Petrol queues stretched more than two miles through Harare yesterday as President Robert Mugabe's government effectively admitted that Zimbabwe faced shortages of vital supplies including its staple food, maize.
Frustrated motorists lined up for dwindling fuel supplies after weeks in which hundreds of thousands of households have been without running water and neighbourhoods have been blacked out by power cuts.
Yesterday it was announced that 1,2-million tonnes of maize was being bought from abroad to bolster supplies.
But it was not clear how the government would pay for this as Zimbabwe has a dire shortage of the foreign currency needed to import goods.

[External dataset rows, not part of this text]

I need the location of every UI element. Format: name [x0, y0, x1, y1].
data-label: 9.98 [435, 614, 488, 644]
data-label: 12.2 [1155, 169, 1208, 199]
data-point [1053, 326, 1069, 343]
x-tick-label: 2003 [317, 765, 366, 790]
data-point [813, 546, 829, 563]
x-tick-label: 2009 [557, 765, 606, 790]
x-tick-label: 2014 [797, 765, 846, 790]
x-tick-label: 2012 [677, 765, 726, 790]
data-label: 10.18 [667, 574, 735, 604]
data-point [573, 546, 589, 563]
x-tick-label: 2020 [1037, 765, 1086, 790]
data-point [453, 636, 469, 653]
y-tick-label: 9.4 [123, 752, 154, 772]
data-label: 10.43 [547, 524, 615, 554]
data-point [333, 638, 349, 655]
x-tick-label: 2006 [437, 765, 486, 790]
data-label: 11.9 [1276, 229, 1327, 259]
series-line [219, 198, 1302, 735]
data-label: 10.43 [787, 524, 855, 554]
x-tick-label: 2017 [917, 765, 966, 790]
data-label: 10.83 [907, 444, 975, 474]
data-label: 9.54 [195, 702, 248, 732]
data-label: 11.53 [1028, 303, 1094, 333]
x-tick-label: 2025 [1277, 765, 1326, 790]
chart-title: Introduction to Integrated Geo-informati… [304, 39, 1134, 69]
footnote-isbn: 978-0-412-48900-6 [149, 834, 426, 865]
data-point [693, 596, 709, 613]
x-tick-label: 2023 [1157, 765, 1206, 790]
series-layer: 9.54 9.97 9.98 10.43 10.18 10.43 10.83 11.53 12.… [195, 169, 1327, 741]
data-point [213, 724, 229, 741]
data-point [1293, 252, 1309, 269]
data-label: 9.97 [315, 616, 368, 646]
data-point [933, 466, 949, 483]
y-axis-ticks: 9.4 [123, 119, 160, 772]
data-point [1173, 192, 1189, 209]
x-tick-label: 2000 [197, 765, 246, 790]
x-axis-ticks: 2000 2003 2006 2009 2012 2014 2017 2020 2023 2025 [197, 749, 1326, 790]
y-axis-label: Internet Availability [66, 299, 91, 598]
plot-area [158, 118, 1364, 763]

The government is also short of the money to buy the imported chemicals needed to treat water, as well as numerous other necessities.
"So many things are going wrong at the same time that people are getting into a panic," said a Harare factory worker, who did not want to be named.
"No fuel, no food to eat. Next we won't have enough air to breathe," she said. "We all know the Mugabe government held things together until the elections and now they are just letting things collapse."
Mike Davies, the chairperson of the Harare Ratepayers' Association, agreed. "The city is crumbling," he said. "Water and power cuts are widespread. The people who have run the city for 25 years have failed us."
The food and fuel shortages are even worse in the southern city of Bulawayo, according to residents.
Zimbabwe's agriculture-based economy used to produce enough food to feed the population. Plenty of high-grade tobacco once earned enough foreign exchange for the country's import needs.
But Mugabe has now acknowledged that the chaos stemming from his seizures of white-owned farms has left less than half the country's farmland under cultivation.
A season of marginal rains has brought a devastating crop failure. Aid agencies say about 4 million people -- a third of the population -- will need food aid this year.
"We have put in place a package where we are going to have over 1,2-million tonnes coming into the country over the next few months," said Samuel Muvuti, the chief executive of the state grain marketing board.
The announcement contradicts the government's earlier claims of a bumper harvest.
The tobacco crop is 70% smaller than it was in 2000 when the government's "fast-track" seizures of 5 000 farms began. The quality of the tobacco is reported to have declined, and international buyers are offering lower prices.
The critical shortage of hard cash was evident at the state's weekly auction of foreign currency, where only US$11-million was available -- when fuel importers alone needed $230-million.
Anthony Hawkins, a professor at the University of Zimbabwe business school, told the Guardian he was surprised by the speed at which things had fallen apart after last month's parliamentary elections, in which Mugabe's Zanu-PF party retained power.
"The shortages are a result of the government's lack of foreign exchange," he said. "It's amazing how quickly this collapse occurred. They managed to patch things up until the elections, but the day after voting the shortages appeared.
"It is obviously very serious. I don't see any easy way out."
International economists say the Mugabe government has exacerbated its economic problems by keeping the Zimbabwean dollar artificially high. Yesterday the exchange rate put the Zimbabwean currency at 6 114 to one US dollar. But on the thriving black market the rate was nearly three times higher, at 17 000 to one.
Economists say the unrealistic exchange rate hurts exporters such as gold mines and manufacturing.
But despite the dire shortage of foreign exchange, the government struck a deal this month to buy Chinese jet fighters.